I went to the boathouse and took down the blood-pressure monitor I use when Jansson turns up with his imaginary pains. I unbuttoned my Chinese-made shirt, rolled up my sleeve and took my blood pressure: 160 over 98. That’s unusually high for me, so I checked the other arm too: 159 over 99. I wasn’t happy with the result, even though I understood that it was probably because my house had burned down. I had had a shock. I had bought the medication at the chemist’s earlier; I didn’t normally take metoprolol, but it would bring down my blood pressure. If necessary I could also take an Oxascand tablet, a tranquilliser I use occasionally.
I took my pulse: 78. A little high but nothing serious. As I put the monitor back in the boathouse, I heard the sound of an engine in the distance. It was so far off that I couldn’t work out which boat it was, and after a little while it died away.
I remembered that there was an old wind-up alarm clock in the boathouse. I had no idea whether it still worked; I searched among the tools and took it outside. The spring held when I wound it up, it started ticking and the hands began to move. I set it to the right time and put it down beside me on the bench. Right now that clock, my mobile phone and the Chinese shirts were my most valuable possessions.
The wind had got up. The weathervane on top of the boathouse was hovering between south and west. I picked up the clock and got to my feet.
I couldn’t wait any longer. I had to try and get hold of my daughter.
Chapter 4
Louise is forty years old. As I said, the last time we spoke she was in Amsterdam. I presumed she had friends there but saw no reason to tell me anything about them. Of course she could also have been driven to the Dutch city by one of the political projects to which she devoted her time.

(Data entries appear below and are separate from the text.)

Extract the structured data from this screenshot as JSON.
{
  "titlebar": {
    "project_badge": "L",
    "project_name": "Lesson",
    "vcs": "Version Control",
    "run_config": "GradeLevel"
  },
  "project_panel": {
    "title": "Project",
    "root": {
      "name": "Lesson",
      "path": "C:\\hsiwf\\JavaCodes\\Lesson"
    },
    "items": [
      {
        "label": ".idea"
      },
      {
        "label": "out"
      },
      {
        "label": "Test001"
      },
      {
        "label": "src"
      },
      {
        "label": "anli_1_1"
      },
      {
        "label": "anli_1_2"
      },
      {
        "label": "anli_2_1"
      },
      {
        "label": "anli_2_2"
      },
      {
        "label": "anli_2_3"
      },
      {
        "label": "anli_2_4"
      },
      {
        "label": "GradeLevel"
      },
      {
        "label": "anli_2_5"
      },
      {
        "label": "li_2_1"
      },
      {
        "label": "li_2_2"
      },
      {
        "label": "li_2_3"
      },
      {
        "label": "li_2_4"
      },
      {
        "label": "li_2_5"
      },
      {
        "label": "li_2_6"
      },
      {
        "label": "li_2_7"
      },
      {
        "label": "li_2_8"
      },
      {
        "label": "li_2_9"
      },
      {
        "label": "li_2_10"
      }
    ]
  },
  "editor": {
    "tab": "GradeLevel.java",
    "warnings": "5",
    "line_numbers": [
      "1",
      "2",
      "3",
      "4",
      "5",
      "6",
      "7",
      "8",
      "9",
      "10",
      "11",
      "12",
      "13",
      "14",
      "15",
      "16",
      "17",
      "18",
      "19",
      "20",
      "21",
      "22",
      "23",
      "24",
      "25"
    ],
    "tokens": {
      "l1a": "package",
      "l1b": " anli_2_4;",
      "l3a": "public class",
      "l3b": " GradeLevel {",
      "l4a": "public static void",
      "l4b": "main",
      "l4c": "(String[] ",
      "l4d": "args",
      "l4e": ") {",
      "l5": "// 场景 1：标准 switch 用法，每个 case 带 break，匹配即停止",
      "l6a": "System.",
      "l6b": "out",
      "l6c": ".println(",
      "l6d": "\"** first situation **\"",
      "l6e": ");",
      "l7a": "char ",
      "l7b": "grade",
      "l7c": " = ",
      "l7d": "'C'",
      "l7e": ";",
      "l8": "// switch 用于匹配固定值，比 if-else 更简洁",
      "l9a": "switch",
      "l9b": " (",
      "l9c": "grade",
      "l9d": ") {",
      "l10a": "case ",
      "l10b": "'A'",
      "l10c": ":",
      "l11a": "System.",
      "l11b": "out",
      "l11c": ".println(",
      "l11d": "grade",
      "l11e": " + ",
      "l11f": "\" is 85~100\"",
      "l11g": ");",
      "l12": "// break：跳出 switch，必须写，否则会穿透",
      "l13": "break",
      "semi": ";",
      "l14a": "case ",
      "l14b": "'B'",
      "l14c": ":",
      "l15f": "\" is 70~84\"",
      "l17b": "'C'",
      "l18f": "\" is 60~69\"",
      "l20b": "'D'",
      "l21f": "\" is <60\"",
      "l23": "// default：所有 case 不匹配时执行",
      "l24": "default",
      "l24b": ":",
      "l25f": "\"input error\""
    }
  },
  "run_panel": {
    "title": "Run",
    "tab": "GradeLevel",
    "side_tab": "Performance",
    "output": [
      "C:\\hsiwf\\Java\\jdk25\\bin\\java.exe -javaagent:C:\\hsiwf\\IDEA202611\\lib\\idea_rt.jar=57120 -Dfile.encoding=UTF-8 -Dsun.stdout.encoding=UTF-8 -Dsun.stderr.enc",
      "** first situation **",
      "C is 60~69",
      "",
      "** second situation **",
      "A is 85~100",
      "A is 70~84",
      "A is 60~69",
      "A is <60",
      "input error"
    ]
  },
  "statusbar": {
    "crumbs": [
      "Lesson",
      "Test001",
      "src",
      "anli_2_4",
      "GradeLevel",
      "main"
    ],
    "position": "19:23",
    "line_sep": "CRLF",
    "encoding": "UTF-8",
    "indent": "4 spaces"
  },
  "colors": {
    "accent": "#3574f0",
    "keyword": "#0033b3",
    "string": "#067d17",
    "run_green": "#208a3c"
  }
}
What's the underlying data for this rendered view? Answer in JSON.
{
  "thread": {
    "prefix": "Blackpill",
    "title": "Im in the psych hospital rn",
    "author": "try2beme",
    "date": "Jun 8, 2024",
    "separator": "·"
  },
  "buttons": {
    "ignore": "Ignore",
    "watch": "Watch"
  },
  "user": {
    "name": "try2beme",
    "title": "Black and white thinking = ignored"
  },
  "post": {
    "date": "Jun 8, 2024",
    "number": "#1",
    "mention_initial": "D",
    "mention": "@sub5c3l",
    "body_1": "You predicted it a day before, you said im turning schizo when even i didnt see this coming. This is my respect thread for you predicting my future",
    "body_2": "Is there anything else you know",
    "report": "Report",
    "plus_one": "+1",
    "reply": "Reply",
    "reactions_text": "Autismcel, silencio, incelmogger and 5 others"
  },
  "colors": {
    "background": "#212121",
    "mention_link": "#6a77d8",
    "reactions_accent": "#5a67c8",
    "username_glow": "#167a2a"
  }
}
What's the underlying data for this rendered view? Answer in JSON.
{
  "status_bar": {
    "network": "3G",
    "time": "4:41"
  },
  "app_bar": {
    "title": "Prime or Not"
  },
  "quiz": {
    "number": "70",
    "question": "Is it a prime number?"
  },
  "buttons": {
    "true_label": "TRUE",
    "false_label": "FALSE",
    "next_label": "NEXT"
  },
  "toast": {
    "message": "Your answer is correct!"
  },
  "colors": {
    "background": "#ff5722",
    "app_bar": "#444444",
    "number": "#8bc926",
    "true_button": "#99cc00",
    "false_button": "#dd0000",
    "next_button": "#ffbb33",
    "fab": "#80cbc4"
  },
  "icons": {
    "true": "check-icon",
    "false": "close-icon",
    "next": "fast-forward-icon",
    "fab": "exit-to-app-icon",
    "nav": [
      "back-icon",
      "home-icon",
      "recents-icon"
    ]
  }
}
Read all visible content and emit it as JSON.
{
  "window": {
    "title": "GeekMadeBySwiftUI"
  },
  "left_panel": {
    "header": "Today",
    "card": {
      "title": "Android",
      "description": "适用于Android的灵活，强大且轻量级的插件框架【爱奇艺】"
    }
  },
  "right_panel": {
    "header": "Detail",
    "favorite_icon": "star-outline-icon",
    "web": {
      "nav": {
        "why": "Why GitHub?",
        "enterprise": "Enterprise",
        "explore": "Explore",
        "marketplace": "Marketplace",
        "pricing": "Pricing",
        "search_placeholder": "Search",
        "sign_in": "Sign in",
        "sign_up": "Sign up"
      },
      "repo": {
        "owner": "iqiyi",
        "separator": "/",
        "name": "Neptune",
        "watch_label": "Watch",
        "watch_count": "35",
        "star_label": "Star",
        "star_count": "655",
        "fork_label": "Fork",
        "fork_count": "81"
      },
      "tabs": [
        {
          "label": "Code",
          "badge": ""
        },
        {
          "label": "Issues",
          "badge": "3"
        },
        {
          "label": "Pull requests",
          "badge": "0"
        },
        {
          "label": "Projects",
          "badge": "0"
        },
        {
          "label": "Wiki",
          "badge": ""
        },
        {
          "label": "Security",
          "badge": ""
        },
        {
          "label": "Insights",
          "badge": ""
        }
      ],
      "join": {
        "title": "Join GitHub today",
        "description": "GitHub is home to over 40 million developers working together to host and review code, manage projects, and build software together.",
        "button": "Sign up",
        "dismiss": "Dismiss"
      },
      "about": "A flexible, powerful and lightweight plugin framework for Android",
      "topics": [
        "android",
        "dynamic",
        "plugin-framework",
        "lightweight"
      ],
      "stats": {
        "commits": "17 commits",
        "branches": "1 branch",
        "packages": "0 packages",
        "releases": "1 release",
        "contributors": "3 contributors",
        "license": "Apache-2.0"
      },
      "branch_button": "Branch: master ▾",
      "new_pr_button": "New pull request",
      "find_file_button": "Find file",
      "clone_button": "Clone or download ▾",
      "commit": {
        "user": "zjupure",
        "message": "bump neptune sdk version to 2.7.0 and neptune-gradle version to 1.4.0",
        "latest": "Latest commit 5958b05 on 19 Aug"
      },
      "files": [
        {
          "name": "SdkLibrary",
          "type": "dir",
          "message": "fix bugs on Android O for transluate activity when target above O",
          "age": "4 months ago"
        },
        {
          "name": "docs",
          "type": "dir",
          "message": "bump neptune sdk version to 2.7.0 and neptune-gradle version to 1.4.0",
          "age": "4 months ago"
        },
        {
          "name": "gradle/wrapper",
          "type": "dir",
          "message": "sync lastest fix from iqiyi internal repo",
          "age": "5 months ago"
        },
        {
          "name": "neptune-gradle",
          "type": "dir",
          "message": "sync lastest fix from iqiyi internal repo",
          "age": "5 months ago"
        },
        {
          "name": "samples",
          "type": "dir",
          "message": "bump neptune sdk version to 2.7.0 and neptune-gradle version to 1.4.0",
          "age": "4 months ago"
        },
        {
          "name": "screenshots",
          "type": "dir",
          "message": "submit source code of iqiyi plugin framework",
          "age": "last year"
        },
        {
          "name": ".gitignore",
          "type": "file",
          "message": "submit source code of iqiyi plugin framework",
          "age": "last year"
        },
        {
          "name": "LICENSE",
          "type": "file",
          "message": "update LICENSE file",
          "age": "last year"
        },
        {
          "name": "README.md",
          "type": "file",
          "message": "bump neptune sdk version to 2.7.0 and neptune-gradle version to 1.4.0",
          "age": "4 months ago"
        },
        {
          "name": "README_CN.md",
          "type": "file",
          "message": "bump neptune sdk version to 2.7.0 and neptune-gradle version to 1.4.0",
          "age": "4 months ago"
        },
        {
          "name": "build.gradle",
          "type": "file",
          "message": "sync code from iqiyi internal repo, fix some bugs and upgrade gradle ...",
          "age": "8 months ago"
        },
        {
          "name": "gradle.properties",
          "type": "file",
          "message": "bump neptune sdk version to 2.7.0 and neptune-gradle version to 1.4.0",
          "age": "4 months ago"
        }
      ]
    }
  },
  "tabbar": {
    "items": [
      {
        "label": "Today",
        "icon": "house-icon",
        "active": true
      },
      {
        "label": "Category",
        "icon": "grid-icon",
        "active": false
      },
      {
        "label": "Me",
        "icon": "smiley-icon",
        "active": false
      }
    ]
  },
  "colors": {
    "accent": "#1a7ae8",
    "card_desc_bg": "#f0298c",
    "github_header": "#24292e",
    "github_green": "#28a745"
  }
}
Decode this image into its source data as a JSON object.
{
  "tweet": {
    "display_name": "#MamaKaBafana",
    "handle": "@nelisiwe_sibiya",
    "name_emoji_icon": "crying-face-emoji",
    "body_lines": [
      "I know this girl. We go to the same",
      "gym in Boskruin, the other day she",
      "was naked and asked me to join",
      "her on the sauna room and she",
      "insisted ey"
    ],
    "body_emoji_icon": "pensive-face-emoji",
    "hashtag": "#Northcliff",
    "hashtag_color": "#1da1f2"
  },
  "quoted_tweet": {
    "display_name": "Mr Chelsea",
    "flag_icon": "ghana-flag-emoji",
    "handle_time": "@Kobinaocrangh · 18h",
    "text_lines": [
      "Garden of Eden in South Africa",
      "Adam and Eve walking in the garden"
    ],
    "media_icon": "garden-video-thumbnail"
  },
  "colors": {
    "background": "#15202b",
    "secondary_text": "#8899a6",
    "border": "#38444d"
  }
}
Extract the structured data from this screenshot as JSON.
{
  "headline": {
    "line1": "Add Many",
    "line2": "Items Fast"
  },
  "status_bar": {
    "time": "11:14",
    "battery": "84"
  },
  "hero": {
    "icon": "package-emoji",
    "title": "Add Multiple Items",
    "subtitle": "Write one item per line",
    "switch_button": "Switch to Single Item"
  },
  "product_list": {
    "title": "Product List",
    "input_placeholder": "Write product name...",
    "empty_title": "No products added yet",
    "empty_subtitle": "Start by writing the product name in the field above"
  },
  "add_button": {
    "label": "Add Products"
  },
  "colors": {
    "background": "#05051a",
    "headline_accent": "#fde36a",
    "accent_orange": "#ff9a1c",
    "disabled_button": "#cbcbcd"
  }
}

She doesn’t only write to presidents and dictators. More than once she has caused a scandal by throwing bags of rubbish at reactionary politicians. Sometimes it seems to me that she is an anarchist who has got lost along the way, at other times she appears to be a right-thinking radical woman who resorts to hopeless methods. Whenever I have tried to engage in a political discussion with her, I have always lost. Even if she hasn’t managed to convince me with her arguments, she has crushed me with her constant interruptions.